France: une ONG alerte sur la quantité de pesticides présente dans l’air

L’ONG Générations Futures a publié un rapport mardi 18 février sur les pesticides suspectés d’être des perturbateurs endocriniens ou des cancérigènes présents dans l’air. Conclusion : quelle que soit la région, l’air risque d’être irrespirable en France.

Comme les études sur les pesticides dans l’air ne sont pas obligatoires, l’ONG a dû effectuer un travail de fourmi en analysant des études locales très disparates. Elle en conclut que l’air respiré par les Français contient des substances qui sont loin d’être anodines pour la santé. Quotidiennement, les Français respirent « un cocktail de pesticides » dont un quart « sont suspectés d’être des cancérogènes, mutagènes ou des toxiques pour la reproduction », souligne François Veillerette, directeur de l’ONG de défense de l’environnement, Générations Futures.

« Un peu plus de la moitié des résidus trouvés sont des perturbateurs endocriniens, ce sont des substances qui peuvent perturber le système hormonal.

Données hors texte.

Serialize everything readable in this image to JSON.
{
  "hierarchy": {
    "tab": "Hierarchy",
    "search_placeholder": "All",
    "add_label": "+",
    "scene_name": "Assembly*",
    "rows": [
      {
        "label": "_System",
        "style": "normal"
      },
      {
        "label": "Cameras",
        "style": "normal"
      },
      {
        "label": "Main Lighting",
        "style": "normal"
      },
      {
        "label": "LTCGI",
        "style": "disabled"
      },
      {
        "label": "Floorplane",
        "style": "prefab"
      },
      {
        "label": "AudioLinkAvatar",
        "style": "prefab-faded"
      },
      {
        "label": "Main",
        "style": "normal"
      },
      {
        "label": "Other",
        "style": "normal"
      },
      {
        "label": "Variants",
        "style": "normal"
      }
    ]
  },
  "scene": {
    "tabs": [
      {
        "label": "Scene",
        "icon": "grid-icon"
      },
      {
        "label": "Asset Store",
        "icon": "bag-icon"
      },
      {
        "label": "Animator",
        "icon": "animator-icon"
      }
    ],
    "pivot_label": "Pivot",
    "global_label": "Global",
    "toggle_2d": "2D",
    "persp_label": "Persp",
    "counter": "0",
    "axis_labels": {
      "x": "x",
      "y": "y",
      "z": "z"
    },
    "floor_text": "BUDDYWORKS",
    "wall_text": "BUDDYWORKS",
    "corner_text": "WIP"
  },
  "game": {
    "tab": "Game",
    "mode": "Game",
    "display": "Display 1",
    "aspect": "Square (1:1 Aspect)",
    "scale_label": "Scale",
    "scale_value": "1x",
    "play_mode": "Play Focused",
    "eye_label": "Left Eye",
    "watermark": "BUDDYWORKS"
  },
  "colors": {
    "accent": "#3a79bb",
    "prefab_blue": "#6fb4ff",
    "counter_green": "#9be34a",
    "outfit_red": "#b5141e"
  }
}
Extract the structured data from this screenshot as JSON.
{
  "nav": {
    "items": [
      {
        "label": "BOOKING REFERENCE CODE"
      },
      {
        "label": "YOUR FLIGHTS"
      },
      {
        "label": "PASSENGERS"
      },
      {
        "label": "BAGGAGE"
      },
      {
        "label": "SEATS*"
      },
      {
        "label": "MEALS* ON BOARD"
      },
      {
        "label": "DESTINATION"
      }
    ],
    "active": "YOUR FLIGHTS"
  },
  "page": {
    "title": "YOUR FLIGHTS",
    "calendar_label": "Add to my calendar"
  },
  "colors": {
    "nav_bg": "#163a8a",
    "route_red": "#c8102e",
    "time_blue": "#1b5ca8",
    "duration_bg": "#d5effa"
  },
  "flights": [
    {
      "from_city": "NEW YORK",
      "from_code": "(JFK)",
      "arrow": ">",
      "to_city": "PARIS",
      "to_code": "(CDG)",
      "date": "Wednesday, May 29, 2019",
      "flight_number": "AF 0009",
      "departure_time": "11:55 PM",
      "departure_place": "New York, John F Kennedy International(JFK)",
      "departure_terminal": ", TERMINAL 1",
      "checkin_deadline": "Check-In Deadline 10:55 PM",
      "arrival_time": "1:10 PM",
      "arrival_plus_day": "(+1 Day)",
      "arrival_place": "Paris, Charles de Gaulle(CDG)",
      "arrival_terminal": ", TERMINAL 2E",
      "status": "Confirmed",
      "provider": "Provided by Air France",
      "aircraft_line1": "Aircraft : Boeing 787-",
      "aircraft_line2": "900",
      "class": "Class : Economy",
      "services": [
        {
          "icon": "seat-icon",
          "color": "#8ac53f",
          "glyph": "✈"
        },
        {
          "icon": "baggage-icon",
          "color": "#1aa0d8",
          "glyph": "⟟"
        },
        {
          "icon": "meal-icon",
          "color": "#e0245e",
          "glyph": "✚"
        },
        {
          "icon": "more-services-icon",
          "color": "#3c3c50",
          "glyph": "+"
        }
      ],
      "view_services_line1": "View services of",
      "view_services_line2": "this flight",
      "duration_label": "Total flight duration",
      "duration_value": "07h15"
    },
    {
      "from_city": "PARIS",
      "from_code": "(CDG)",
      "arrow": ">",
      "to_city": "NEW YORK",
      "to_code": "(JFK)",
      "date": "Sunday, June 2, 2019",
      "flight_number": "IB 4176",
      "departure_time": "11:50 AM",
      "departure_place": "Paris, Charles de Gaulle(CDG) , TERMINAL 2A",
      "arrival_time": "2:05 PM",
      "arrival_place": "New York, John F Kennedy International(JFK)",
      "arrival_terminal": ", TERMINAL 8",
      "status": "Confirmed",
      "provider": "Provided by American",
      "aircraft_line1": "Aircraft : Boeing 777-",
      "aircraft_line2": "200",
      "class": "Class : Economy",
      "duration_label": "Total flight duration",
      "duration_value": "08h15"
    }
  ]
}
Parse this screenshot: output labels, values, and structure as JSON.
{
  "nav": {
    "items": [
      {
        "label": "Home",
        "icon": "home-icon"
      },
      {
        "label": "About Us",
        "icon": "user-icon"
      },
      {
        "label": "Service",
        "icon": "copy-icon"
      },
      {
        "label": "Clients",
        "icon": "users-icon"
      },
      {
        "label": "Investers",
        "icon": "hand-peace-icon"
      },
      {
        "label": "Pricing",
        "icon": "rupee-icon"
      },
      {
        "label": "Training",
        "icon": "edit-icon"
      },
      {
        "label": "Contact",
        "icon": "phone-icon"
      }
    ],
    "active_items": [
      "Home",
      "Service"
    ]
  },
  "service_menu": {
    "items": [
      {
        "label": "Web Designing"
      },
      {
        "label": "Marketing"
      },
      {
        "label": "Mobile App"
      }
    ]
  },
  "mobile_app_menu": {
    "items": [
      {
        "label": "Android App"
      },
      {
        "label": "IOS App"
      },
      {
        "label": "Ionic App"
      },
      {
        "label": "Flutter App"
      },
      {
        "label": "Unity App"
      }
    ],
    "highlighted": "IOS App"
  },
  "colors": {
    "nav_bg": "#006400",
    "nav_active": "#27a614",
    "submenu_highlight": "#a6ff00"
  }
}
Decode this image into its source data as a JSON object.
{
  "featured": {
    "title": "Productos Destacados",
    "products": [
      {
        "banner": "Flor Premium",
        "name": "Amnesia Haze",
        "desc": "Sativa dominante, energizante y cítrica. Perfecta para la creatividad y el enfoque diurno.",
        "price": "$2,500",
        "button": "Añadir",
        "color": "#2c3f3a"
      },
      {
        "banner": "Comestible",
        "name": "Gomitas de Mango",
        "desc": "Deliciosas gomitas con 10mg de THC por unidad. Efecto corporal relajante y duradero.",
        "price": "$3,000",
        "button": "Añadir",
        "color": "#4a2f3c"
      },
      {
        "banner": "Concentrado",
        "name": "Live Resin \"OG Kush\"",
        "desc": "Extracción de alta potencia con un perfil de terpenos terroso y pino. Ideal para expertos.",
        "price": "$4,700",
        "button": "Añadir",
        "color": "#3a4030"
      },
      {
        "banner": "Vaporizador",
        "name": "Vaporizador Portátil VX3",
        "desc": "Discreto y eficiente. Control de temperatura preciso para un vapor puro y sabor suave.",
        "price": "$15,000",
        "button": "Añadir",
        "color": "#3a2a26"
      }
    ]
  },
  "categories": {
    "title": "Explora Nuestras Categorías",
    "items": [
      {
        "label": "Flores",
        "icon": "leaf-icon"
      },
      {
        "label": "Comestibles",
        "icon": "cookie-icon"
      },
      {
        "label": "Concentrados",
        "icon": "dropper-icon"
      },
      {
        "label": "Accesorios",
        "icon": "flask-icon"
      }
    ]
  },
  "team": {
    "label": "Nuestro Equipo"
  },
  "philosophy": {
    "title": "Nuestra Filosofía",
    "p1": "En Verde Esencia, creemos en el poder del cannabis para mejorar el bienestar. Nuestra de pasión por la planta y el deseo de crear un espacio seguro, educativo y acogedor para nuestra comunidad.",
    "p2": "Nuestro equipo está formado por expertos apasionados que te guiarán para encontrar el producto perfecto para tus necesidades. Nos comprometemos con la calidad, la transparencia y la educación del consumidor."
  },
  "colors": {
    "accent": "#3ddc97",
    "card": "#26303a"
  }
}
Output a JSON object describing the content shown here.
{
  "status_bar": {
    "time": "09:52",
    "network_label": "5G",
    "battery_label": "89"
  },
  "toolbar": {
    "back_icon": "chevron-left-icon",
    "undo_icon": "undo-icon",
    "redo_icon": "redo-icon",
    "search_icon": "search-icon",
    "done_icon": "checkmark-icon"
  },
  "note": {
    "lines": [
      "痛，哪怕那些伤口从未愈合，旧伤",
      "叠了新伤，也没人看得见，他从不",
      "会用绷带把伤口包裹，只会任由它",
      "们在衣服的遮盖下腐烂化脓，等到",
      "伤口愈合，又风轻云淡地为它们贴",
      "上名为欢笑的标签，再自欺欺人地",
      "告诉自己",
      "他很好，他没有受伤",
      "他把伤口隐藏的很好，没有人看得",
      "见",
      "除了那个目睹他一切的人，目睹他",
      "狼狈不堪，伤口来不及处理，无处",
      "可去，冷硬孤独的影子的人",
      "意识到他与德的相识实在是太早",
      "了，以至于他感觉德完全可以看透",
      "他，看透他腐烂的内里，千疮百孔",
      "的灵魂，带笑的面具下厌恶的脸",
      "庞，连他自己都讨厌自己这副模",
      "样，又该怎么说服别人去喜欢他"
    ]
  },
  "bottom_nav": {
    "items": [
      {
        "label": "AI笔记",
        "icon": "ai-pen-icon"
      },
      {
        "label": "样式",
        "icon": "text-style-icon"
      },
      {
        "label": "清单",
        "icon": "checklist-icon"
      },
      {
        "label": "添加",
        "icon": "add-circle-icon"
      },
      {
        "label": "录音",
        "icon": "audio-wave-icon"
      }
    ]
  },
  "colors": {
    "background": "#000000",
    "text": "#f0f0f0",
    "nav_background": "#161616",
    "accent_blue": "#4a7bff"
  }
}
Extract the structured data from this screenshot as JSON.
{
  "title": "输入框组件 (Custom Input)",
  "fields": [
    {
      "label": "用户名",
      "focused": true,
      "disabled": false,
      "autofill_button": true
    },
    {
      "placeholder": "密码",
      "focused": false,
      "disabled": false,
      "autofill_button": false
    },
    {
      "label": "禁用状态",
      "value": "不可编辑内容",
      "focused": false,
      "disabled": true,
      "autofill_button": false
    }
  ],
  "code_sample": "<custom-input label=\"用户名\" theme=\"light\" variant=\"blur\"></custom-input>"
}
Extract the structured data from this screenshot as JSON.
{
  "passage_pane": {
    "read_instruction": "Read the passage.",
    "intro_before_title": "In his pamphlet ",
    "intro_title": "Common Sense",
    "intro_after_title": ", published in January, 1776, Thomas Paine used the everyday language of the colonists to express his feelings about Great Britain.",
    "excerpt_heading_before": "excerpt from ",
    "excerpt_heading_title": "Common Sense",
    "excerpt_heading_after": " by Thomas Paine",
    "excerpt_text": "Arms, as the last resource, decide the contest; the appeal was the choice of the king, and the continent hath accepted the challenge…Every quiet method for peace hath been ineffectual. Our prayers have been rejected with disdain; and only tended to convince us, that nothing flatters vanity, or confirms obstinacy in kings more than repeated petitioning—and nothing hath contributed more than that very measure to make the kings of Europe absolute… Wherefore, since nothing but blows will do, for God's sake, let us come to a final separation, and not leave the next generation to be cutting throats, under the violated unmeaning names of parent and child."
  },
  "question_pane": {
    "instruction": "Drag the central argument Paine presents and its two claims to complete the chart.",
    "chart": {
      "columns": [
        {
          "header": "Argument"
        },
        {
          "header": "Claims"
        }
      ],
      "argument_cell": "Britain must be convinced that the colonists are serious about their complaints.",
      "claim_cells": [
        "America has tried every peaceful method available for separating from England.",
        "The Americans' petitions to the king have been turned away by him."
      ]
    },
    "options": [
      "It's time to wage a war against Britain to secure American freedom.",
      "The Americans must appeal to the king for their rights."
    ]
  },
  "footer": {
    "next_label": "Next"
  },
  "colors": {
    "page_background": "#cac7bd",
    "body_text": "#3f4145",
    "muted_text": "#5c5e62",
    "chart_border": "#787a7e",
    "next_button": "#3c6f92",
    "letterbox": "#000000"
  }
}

Globalement, l’image qui sort, c’est que les substances résidus de pesticides qu’on respire, ce sont plutôt des substances préoccupantes », ajoute François Veillerette.

« On demande aussi que les riverains soient mieux protégés »

Face à ce constat, Générations Futures demande une série de mesures, dont le retrait immédiat des substances les plus dangereuses. « Aujourd’hui, on tolère encore certains CMR (cancérogène-mutagène-reprotoxique) mais on n’a toujours pas trouvé le moyen de les retirer. C’est ce qu’on demande de faire. Puis, on demande aussi que les riverains soient mieux protégés des zones cultivées, à commencer par un truc très simple, une obligation pour les agriculteurs de prévenir les riverains avec un petit SMS à leurs voisins, indiquant qu’ils vont traiter dans les heures ou le lendemain ».

L’ONG milite aussi pour agrandir les distances entre les zones traitées et les riverains. Ces distances viennent d’être fixées par un récent décret controversé contre lequel Générations Futures et d’autres associations vont déposer un recours la semaine prochaine.